En attendant, l’accord promet une « réforme fondamentale des chemins de fer à moyen terme », en mettant particulièrement l’accent sur DB InfraGO, la division infrastructure de la Deutsche Bahn détenue par l’État. Les changements prévus comprennent une restructuration juridique, organisationnelle et du personnel de DB InfraGO, ainsi qu’une révision de son conseil de surveillance et de l’accord de transfert des bénéfices (BEAV) avec le groupe DB.
Ces mesures sont loin de répondre à l’objectif de la CDU de séparer totalement l’infrastructure et l’exploitation, une proposition à laquelle le SPD s’est farouchement opposé. En conséquence, DB InfraGO restera probablement au sein de la holding DB, et aucune scission structurelle complète n’est prévue. Ce compromis a frustré les défenseurs du fret ferroviaire, notamment Neele Wesseln, directeur général de Die Güterbahnen : « Au lieu d’une nouvelle série de réformes avec de fausses solutions, ce qu’il faut, c’est que DB InfraGO soit établie en tant que GmbH détenue par le gouvernement fédéral et séparée de la société mère DB ».
Quelque chose, mais pas assez
Plusieurs critiques clés ont émergé au sein de l’industrie, la principale étant l’absence d’objectifs quantitatifs pour l’électrification, la numérisation ou l’expansion de l’infrastructure. Les critiques notent que sans objectifs mesurables, la mise en œuvre sera difficile à contrôler – et facile à retarder.
L’Alliance Pro-Rail, groupe allemand de défense du rail, a salué l’ engagement général en faveur d’une augmentation des investissements dans l’infrastructure ferroviaire, déclarant que cela « envoie le bon signal à l’industrie et aux entreprises de construction, à savoir que les grands projets de construction sur le réseau pourront être menés à bien dans les années à venir et que le rail sera encore développé pour répondre à la forte demande ».
Toutefois, le groupe a demandé que les suppléments environnementaux pour les péages routiers continuent d’être utilisés pour développer les modes de transport respectueux de l’environnement. « L’accord de coalition n’entre pas dans les détails, il est donc nécessaire de clarifier la situation dès que possible », a déclaré le directeur général du groupe, Dirk Flege. Il a ensuite rappelé l’importance d’un changement stratégique détaillé en faveur du rail, et non de simples ajustements politiques : « Le gouvernement fédéral doit démontrer qu’il prend au sérieux les objectifs climatiques et le transfert modal… Le statu quo est absolument inacceptable – ce ne serait pas dans l’intérêt des citoyens ».

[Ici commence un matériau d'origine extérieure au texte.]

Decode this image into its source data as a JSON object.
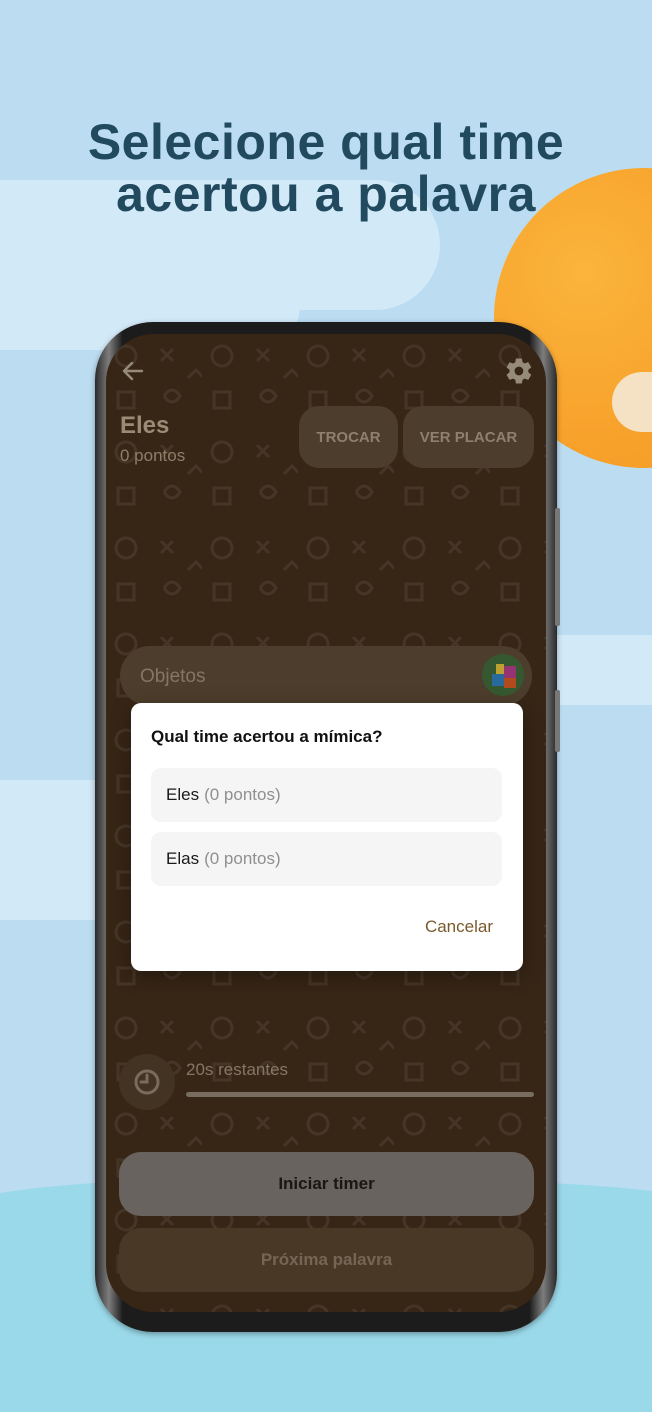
{
  "headline": {
    "line1": "Selecione qual time",
    "line2": "acertou a palavra"
  },
  "app": {
    "team": {
      "name": "Eles",
      "points": "0 pontos"
    },
    "buttons": {
      "swap": "TROCAR",
      "scoreboard": "VER PLACAR"
    },
    "category": {
      "label": "Objetos"
    },
    "timer": {
      "label": "20s restantes"
    },
    "actions": {
      "start_timer": "Iniciar timer",
      "next_word": "Próxima palavra"
    }
  },
  "dialog": {
    "title": "Qual time acertou a mímica?",
    "options": [
      {
        "name": "Eles",
        "points": "(0 pontos)"
      },
      {
        "name": "Elas",
        "points": "(0 pontos)"
      }
    ],
    "cancel": "Cancelar"
  },
  "colors": {
    "headline": "#224a5f",
    "sky": "#bcdcf1",
    "sun": "#f7a12a",
    "screen_bg": "#3f2d1a",
    "dialog_bg": "#ffffff",
    "cancel_text": "#7a5a2c"
  },
  "icons": [
    "back-arrow-icon",
    "gear-icon",
    "category-objects-icon",
    "clock-icon"
  ]
}
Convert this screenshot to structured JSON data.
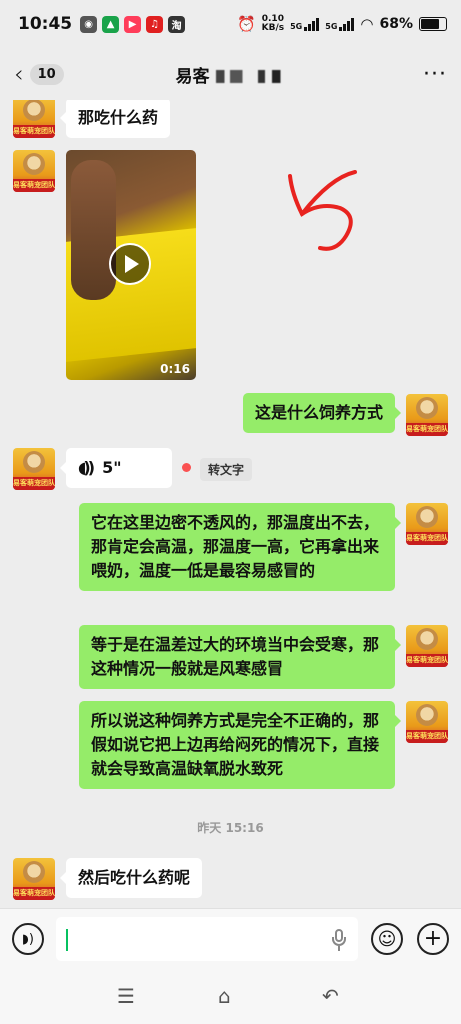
{
  "status_bar": {
    "time": "10:45",
    "app_icons": [
      {
        "name": "wechat-icon",
        "glyph": "◉",
        "color": "#555555"
      },
      {
        "name": "camera-icon",
        "glyph": "▲",
        "color": "#1aa34a"
      },
      {
        "name": "video-app-icon",
        "glyph": "▶",
        "color": "#ff3d5a"
      },
      {
        "name": "netease-icon",
        "glyph": "♫",
        "color": "#e02020"
      },
      {
        "name": "taobao-icon",
        "glyph": "淘",
        "color": "#333333"
      }
    ],
    "speed_value": "0.10",
    "speed_unit": "KB/s",
    "signal1_label": "5G",
    "signal2_label": "5G",
    "battery": "68%"
  },
  "header": {
    "unread_count": "10",
    "title": "易客"
  },
  "avatar_label": "易客萌宠团队",
  "messages": [
    {
      "side": "left",
      "type": "text",
      "text": "那吃什么药"
    },
    {
      "side": "left",
      "type": "video",
      "duration": "0:16"
    },
    {
      "side": "right",
      "type": "text",
      "text": "这是什么饲养方式"
    },
    {
      "side": "left",
      "type": "voice",
      "duration": "5\"",
      "transcribe_label": "转文字"
    },
    {
      "side": "right",
      "type": "text",
      "text": "它在这里边密不透风的，那温度出不去，那肯定会高温，那温度一高，它再拿出来喂奶，温度一低是最容易感冒的"
    },
    {
      "side": "right",
      "type": "text",
      "text": "等于是在温差过大的环境当中会受寒，那这种情况一般就是风寒感冒"
    },
    {
      "side": "right",
      "type": "text",
      "text": "所以说这种饲养方式是完全不正确的，那假如说它把上边再给闷死的情况下，直接就会导致高温缺氧脱水致死"
    },
    {
      "side": "center",
      "type": "timestamp",
      "text": "昨天 15:16"
    },
    {
      "side": "left",
      "type": "text",
      "text": "然后吃什么药呢"
    }
  ],
  "input_bar": {
    "value": ""
  },
  "colors": {
    "chat_bg": "#ededed",
    "green_bubble": "#95ec69",
    "annotation_red": "#e8231f",
    "unread_dot": "#fa5151"
  }
}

Si la nouvelle coalition allemande a esquissé une vision d’un chemin de fer plus propre, plus numérique et plus connecté, pour de nombreux acteurs du secteur, l’accord ressemble davantage à un cadre qu’à un plan. Des objectifs concrets, des coûts clairs et des réformes structurelles plus fortes seront probablement mis en place au cours de l’année à venir, mais sans un plan plus spécifique, il est à craindre que l’Allemagne ne répète les promesses sous-financées des décennies passées.
- Que signifient les résultats des élections allemandes pour le rail ?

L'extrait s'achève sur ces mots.